Reviews

The Ugly Organ

Author: Tim Scott
03/27/2003 | Screamingbloodymess.com | www.screamingbloodymess.com | Album Review
Until now Tim Kasher is best known as the other sensitive indie rocker from Omaha, Nebraska, the first of course being Malcom X, no wait, I mean Conor Oberst (it's so easy to mix your radical civil rights leaders with indie rockers). Over three albums, an EP, and a couple of splits, Kasher has progressively opened his heart and mind, laying his emotions bare. 2000's incredible 'Domestica' was a classic break up album; it's thinly veiled lyrics, detailing a painful divorce. Only Beck's 'Sea Change' has dealt with break up better in recent years. 'The Ugly Organ' is quite a leap forward. A concept album of sorts, set as a play about sex and relationships - the liner notes include stage directions and a strange cast of characters, including "Organist," "Harlequins," and "Harold - the songs are sorrowful, contemplative, and sometimes funny, that still manage to shimmer with a sense of hope.

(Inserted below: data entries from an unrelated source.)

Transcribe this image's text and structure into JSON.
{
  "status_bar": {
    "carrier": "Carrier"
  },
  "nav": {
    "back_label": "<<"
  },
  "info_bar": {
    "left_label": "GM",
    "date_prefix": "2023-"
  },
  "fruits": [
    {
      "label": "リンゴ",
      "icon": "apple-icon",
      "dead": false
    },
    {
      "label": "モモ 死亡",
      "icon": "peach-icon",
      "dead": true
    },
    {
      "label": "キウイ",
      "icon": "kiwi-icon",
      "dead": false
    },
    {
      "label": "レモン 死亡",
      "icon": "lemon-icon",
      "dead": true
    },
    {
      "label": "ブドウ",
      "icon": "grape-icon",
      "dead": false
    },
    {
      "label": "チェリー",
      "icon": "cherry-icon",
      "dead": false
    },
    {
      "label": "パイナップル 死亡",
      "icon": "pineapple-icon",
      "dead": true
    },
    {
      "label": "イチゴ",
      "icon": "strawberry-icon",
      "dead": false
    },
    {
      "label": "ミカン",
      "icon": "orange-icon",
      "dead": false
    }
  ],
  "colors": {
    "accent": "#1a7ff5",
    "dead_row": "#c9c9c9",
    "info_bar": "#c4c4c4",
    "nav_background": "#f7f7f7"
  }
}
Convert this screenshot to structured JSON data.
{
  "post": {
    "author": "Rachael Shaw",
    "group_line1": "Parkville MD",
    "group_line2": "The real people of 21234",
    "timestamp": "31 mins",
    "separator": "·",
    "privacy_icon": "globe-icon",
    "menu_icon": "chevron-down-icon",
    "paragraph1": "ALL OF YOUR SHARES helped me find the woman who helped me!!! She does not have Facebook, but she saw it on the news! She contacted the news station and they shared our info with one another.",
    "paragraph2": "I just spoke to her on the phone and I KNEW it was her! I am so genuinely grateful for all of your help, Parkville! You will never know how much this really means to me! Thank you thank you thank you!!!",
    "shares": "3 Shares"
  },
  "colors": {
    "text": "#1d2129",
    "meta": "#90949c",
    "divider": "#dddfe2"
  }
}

It is also a very self conscious, you could even say, self absorbed record, with Kasher offering no less than three songs about songwriting: "Oh, a second verse! Well, colour me fatigued/I'm hiding in the leaves, in the CD jacket sleeves,' he sings on 'Some Red Handed Sleight Of Hand.' The addition of Bright Eyes cellist Gretta Cohn has lightened the mood to many of the songs. Her gentle cello line drives 'Driftwood: A Fairy Tale,' which recasts Pinocchio as a fickle boyfriend who walks to his watery grave. The album's greatest triumph, the ten-minute closing track 'Staying Alive' has Kasher delivering an impassioned soliloquy about his self-frustration. It's emotional torment that sounds fucking rad. His voice crumbling like the crumbled relationships he sings about. He pleads in a grating, even slurred voice that adds to the overall melancholy. The volatility and charged emotion making it all the more sincere. Songs cover everything from the emptiness of vengeful sex ('A Gentleman Caller') to the fear associated with pathetic loneliness ('The Recluse') - and Kasher's peculiar approach, allow him to avoid classification and transcend easy description. Each song expresses love, lust and emotional discord which is a fitting aural accompaniment to a man taking a good, hard look at himself.